Berlin wrote:A combustioneer is an underfeed stoker furnace designed for burning bituminous coal. It has a hopper that holds well over 150lbs of coal and self-contained auger etc. The combustioneer 77b is fairly common as it was manufactured in large numbers by Will-burt mfg. for decades. They stopped production sometime in the late 80's if I recall correctly. 77b combustioneers are almost identical over the years. They extremely heavy well-built units; other than replacement of transmission seals and a re-wiring when I first purchased it, mine remains working w/ out replacing of any other parts since 1972 when it was made.
They were initially sold as a space heating "stove" with an integral fan; I recommend NOT using them like this at all. I recommend using them as an add-on furnace. The way they were manufactured allows for effortless conversion to forced air furnace: remove vent on top (slides off), attach hot air plenum. Remove fan on back (four screws, two wires) and cover opening w/ sheet metal. Install direct-drive squirrel-cage fan from craigslist etc. (usually less than $50 in good working cond.) on the left side of unit about 8" up from bottom (cut hole in sheet metal size of fan outlet). Make cold air return plenum around fan and screw to side of unit. attach wires from fan control and you now have an inexpensive, excellent, stoker furnace that burns inexpensive bituminous coal. Tend once/per day.

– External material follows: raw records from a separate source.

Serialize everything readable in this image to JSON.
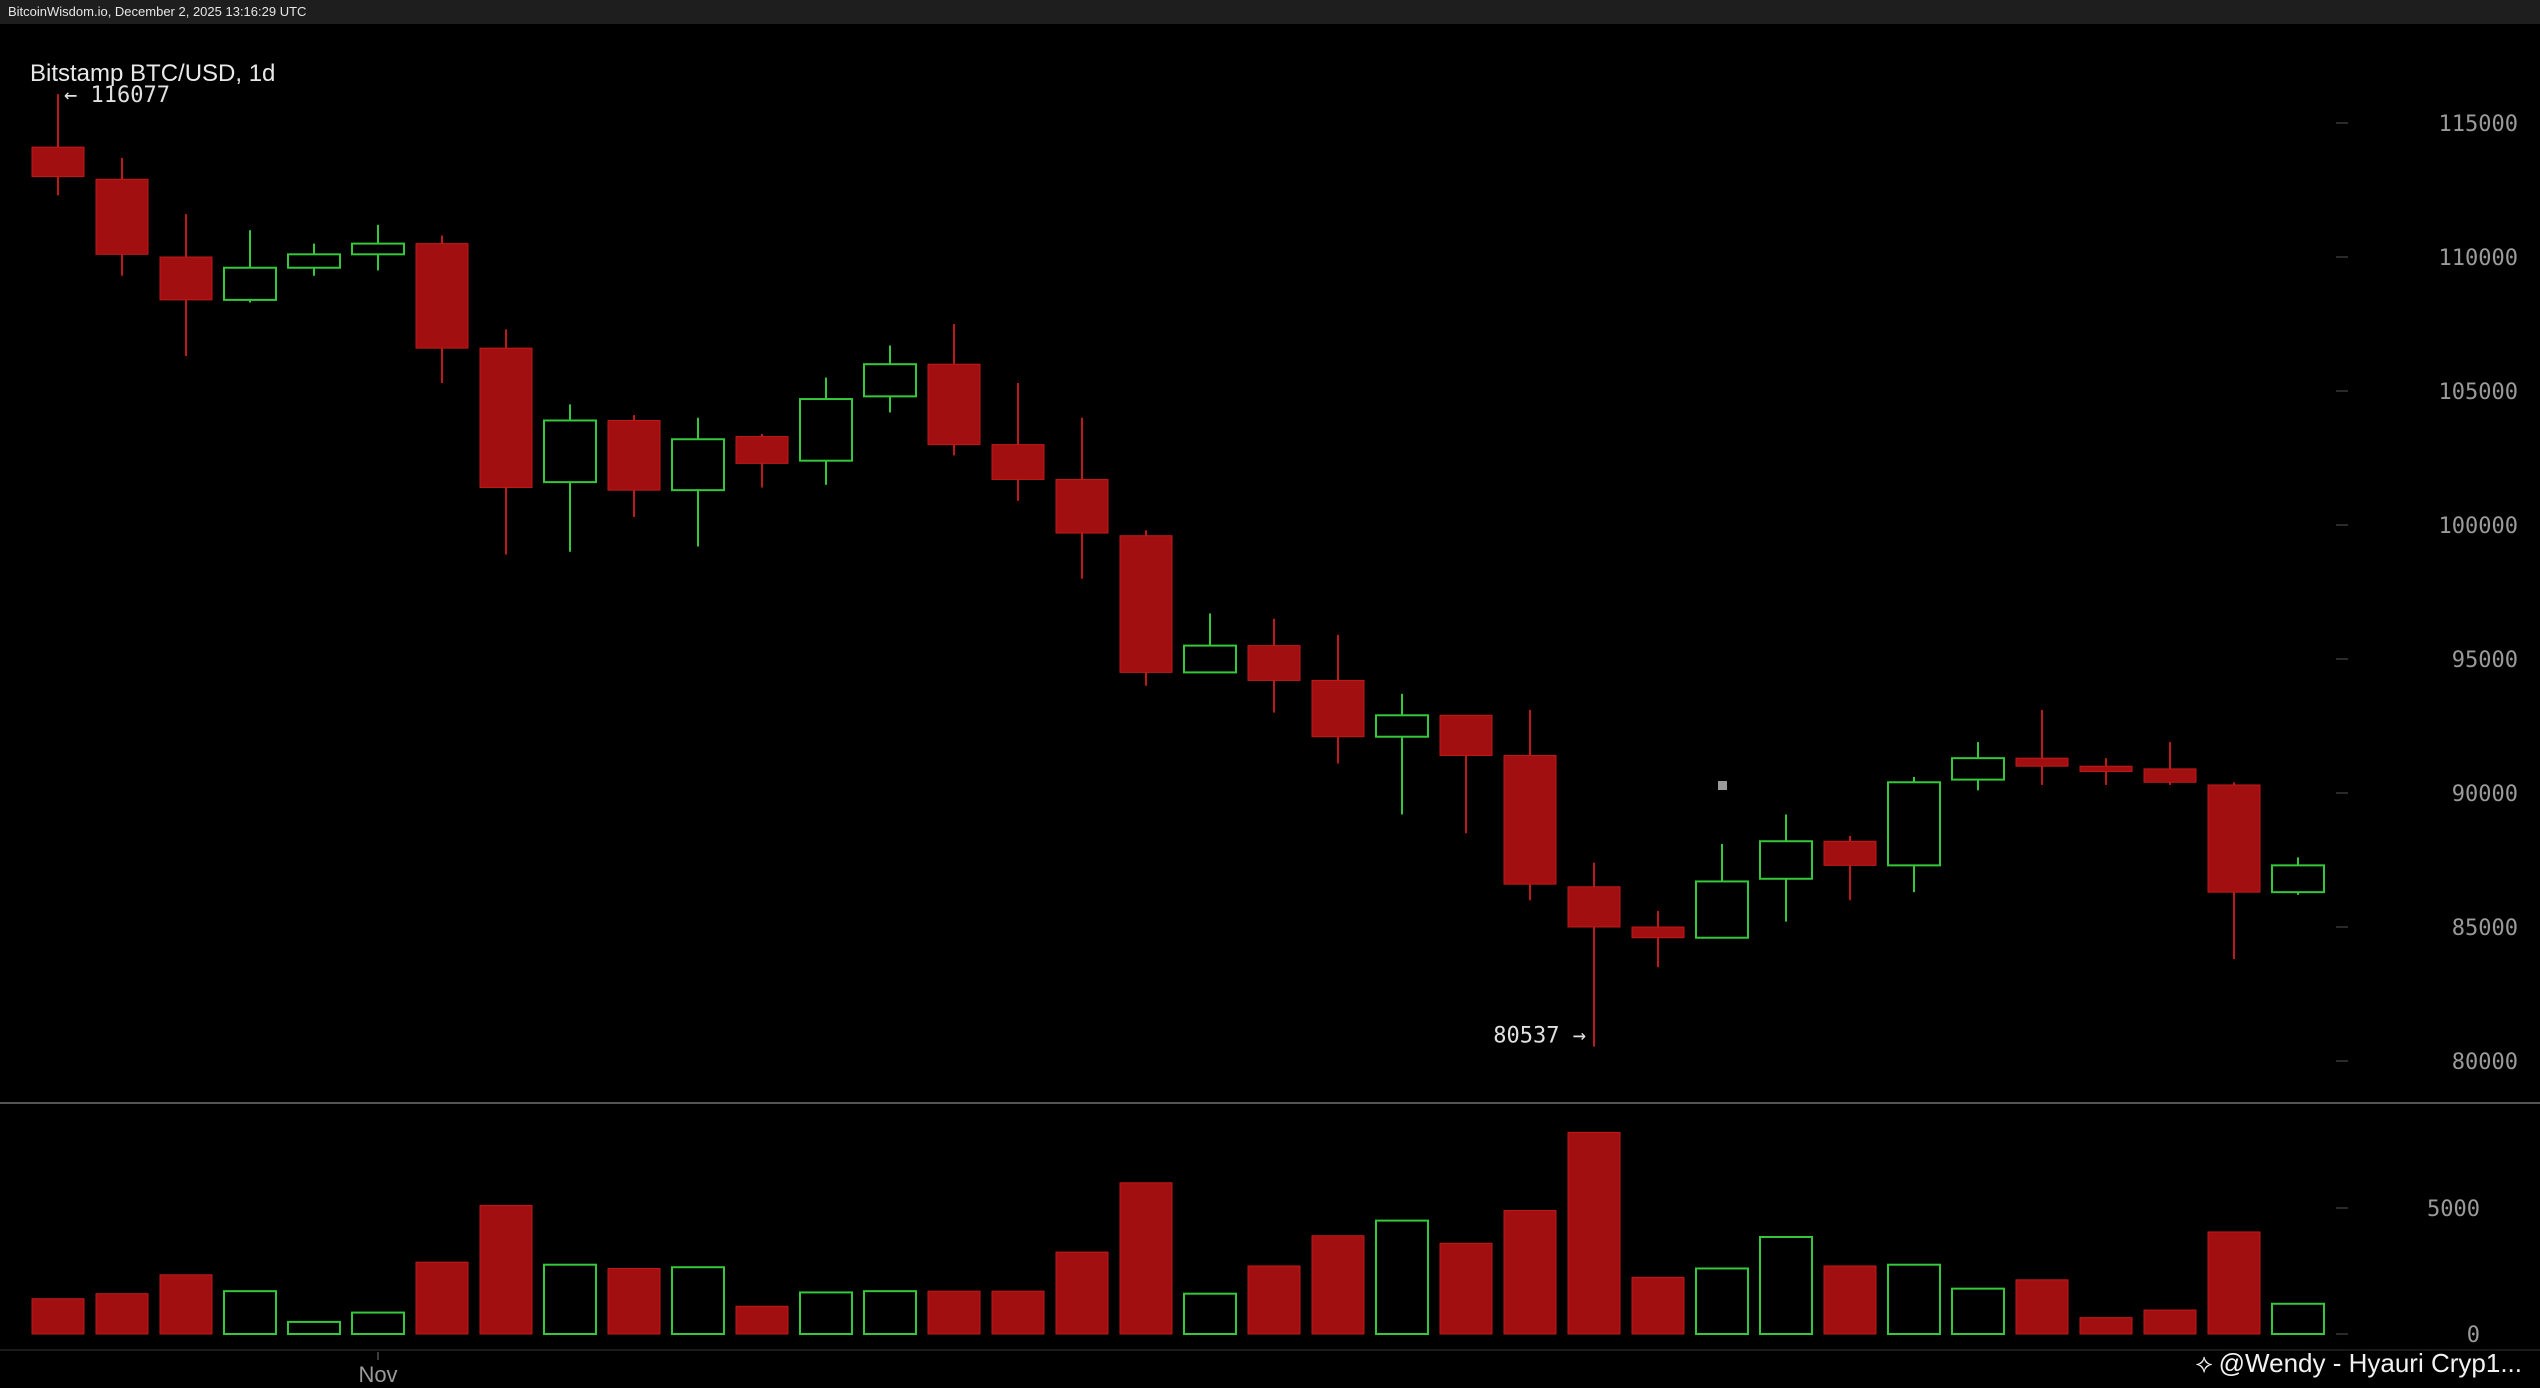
{
  "header": {
    "source_line": "BitcoinWisdom.io, December 2, 2025 13:16:29 UTC"
  },
  "watermark": {
    "text": "@Wendy - Hyauri Cryp1...",
    "icon": "binance-diamond-icon"
  },
  "colors": {
    "up": "#35c83a",
    "down": "#a10f10",
    "down_edge": "#c1191a",
    "axis_text": "#9a9a9a",
    "label_text": "#e0e0e0",
    "divider": "#555555"
  },
  "chart_data": {
    "type": "candlestick",
    "title": "Bitstamp BTC/USD, 1d",
    "price_axis": {
      "ylim": [
        77500,
        117500
      ],
      "ticks": [
        115000,
        110000,
        105000,
        100000,
        95000,
        90000,
        85000,
        80000
      ],
      "tick_labels": [
        "115000",
        "110000",
        "105000",
        "100000",
        "95000",
        "90000",
        "85000",
        "80000"
      ]
    },
    "volume_axis": {
      "ylim": [
        0,
        8200
      ],
      "ticks": [
        5000,
        0
      ],
      "tick_labels": [
        "5000",
        "0"
      ]
    },
    "x_labels": [
      {
        "index": 5,
        "label": "Nov"
      }
    ],
    "annotations": {
      "high": {
        "index": 0,
        "value": 116077,
        "text": "← 116077"
      },
      "low": {
        "index": 24,
        "value": 80537,
        "text": "80537 →"
      }
    },
    "candles": [
      {
        "o": 114100,
        "h": 116077,
        "l": 112300,
        "c": 113000,
        "v": 1400
      },
      {
        "o": 112900,
        "h": 113700,
        "l": 109300,
        "c": 110100,
        "v": 1600
      },
      {
        "o": 110000,
        "h": 111600,
        "l": 106300,
        "c": 108400,
        "v": 2350
      },
      {
        "o": 108400,
        "h": 111000,
        "l": 108300,
        "c": 109600,
        "v": 1700
      },
      {
        "o": 109600,
        "h": 110500,
        "l": 109300,
        "c": 110100,
        "v": 480
      },
      {
        "o": 110100,
        "h": 111200,
        "l": 109500,
        "c": 110500,
        "v": 850
      },
      {
        "o": 110500,
        "h": 110800,
        "l": 105300,
        "c": 106600,
        "v": 2850
      },
      {
        "o": 106600,
        "h": 107300,
        "l": 98900,
        "c": 101400,
        "v": 5100
      },
      {
        "o": 101600,
        "h": 104500,
        "l": 99000,
        "c": 103900,
        "v": 2750
      },
      {
        "o": 103900,
        "h": 104100,
        "l": 100300,
        "c": 101300,
        "v": 2600
      },
      {
        "o": 101300,
        "h": 104000,
        "l": 99200,
        "c": 103200,
        "v": 2650
      },
      {
        "o": 103300,
        "h": 103400,
        "l": 101400,
        "c": 102300,
        "v": 1100
      },
      {
        "o": 102400,
        "h": 105500,
        "l": 101500,
        "c": 104700,
        "v": 1650
      },
      {
        "o": 104800,
        "h": 106700,
        "l": 104200,
        "c": 106000,
        "v": 1700
      },
      {
        "o": 106000,
        "h": 107500,
        "l": 102600,
        "c": 103000,
        "v": 1700
      },
      {
        "o": 103000,
        "h": 105300,
        "l": 100900,
        "c": 101700,
        "v": 1700
      },
      {
        "o": 101700,
        "h": 104000,
        "l": 98000,
        "c": 99700,
        "v": 3250
      },
      {
        "o": 99600,
        "h": 99800,
        "l": 94000,
        "c": 94500,
        "v": 6000
      },
      {
        "o": 94500,
        "h": 96700,
        "l": 94500,
        "c": 95500,
        "v": 1600
      },
      {
        "o": 95500,
        "h": 96500,
        "l": 93000,
        "c": 94200,
        "v": 2700
      },
      {
        "o": 94200,
        "h": 95900,
        "l": 91100,
        "c": 92100,
        "v": 3900
      },
      {
        "o": 92100,
        "h": 93700,
        "l": 89200,
        "c": 92900,
        "v": 4500
      },
      {
        "o": 92900,
        "h": 92900,
        "l": 88500,
        "c": 91400,
        "v": 3600
      },
      {
        "o": 91400,
        "h": 93100,
        "l": 86000,
        "c": 86600,
        "v": 4900
      },
      {
        "o": 86500,
        "h": 87400,
        "l": 80537,
        "c": 85000,
        "v": 8000
      },
      {
        "o": 85000,
        "h": 85600,
        "l": 83500,
        "c": 84600,
        "v": 2250
      },
      {
        "o": 84600,
        "h": 88100,
        "l": 84600,
        "c": 86700,
        "v": 2600
      },
      {
        "o": 86800,
        "h": 89200,
        "l": 85200,
        "c": 88200,
        "v": 3850
      },
      {
        "o": 88200,
        "h": 88400,
        "l": 86000,
        "c": 87300,
        "v": 2700
      },
      {
        "o": 87300,
        "h": 90600,
        "l": 86300,
        "c": 90400,
        "v": 2750
      },
      {
        "o": 90500,
        "h": 91900,
        "l": 90100,
        "c": 91300,
        "v": 1800
      },
      {
        "o": 91300,
        "h": 93100,
        "l": 90300,
        "c": 91000,
        "v": 2150
      },
      {
        "o": 91000,
        "h": 91300,
        "l": 90300,
        "c": 90800,
        "v": 650
      },
      {
        "o": 90900,
        "h": 91900,
        "l": 90300,
        "c": 90400,
        "v": 950
      },
      {
        "o": 90300,
        "h": 90400,
        "l": 83800,
        "c": 86300,
        "v": 4050
      },
      {
        "o": 86300,
        "h": 87600,
        "l": 86200,
        "c": 87300,
        "v": 1200
      }
    ]
  }
}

How well do they work with anthracite?
They work ok, but not as well as an anthracite specific appliance - They are a clinkering type stoker, so, the clinker has to be pulled from the ash on the hearth into the little ashpan in the stove once/day or every other day in mild weather; an anthracite appliance can go much longer in mild weather because of it's (usually) large ash pan. Anthracite will produce more ash as well; one of the nice things is that it melts ash from bituminous coal (usually less ash than anthracite by a few %) into a small compact chunk of iron/glassy rock, anthracite's higher fusion temp will produce more loose, volumnous ash and prevent as good a clinker from forming for easy removal. I've burned about 2-1/2 tons of coal so far this season and have just filled one 33 gallon trash bin to the top with clinker as of yesterday; now that bin is heavy, but the volume is not bad for the amount of coal burned.
They work w/ wood pellets too, but, there's no reason to burn anthracite or pellets in this furnace, it burns bituminous coal well and for far less cost than anthracite or pellets.